通常会有一个默认的图,可以通过tf.get_default_graph来查看。

可以通过tf.graph.device('/device:GPU:0')来指定设备:

with g.device('/device:GPU:0'):
  # All operations constructed in this context will be placed
  # on GPU 0.
  with g.device(None):
    # All operations constructed in this context will have no
    # assigned device.
    pass

tf.Session

A class for running TensorFlow operations.

A Session object encapsulates the environment in which Operation objects are executed, and Tensor objects are evaluated. For example:

Session可以捕获操作的环境,并且去运行得到tensor的值。

仔细看下初始化函数,

__init__(
    target='',
    graph=None,
    config=None
)
"""
target: (Optional.) The execution engine to connect to. Defaults to using an in-process engine.
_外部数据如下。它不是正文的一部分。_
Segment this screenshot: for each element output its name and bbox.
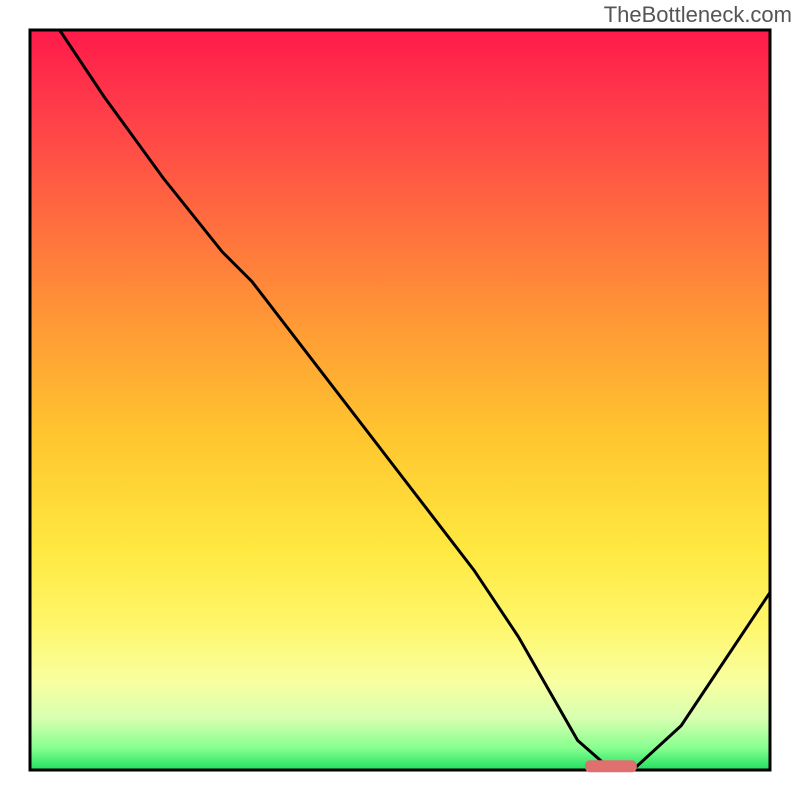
optimal-marker <box>585 760 637 772</box>
chart-container: { "watermark": "TheBottleneck.com", "cha… <box>0 0 800 800</box>
watermark-text: TheBottleneck.com <box>604 2 792 28</box>
bottleneck-chart <box>0 0 800 800</box>
gradient-background <box>30 30 770 770</box>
See Distributed TensorFlow for more examples.
graph: (Optional.) The Graph to be launched (described above).
config: (Optional.) A ConfigProto protocol buffer with configuration options for the session.
"""

很明确了,如果在graph中指定了设备,在session初始化时指定为这个graph,就可以实现之前的目的了。

重点: graph指定了运行时的设备、操作、张量;而session只是按照graph的指定去运行,本身没有指定设备的功能。

最终示例代码如下:

import tensorflow as tf
import numpy as np
v = np.ones([100 , 1000, 1000])
g1 = tf.Graph()
g2 = tf.Graph()
c = tf.ConfigProto()
c.allow_soft_placement=True
c.gpu_options.allow_growth=True
with g1.as_default(), g1.device('/device:GPU:0'):
    a = tf.constant(v)
with g2.as_default(), g2.device('/device:GPU:1'):
    b = tf.constant(v)
sess1 = tf.Session(graph=g1, config=c)
sess2 = tf.Session(graph=g2, config=c)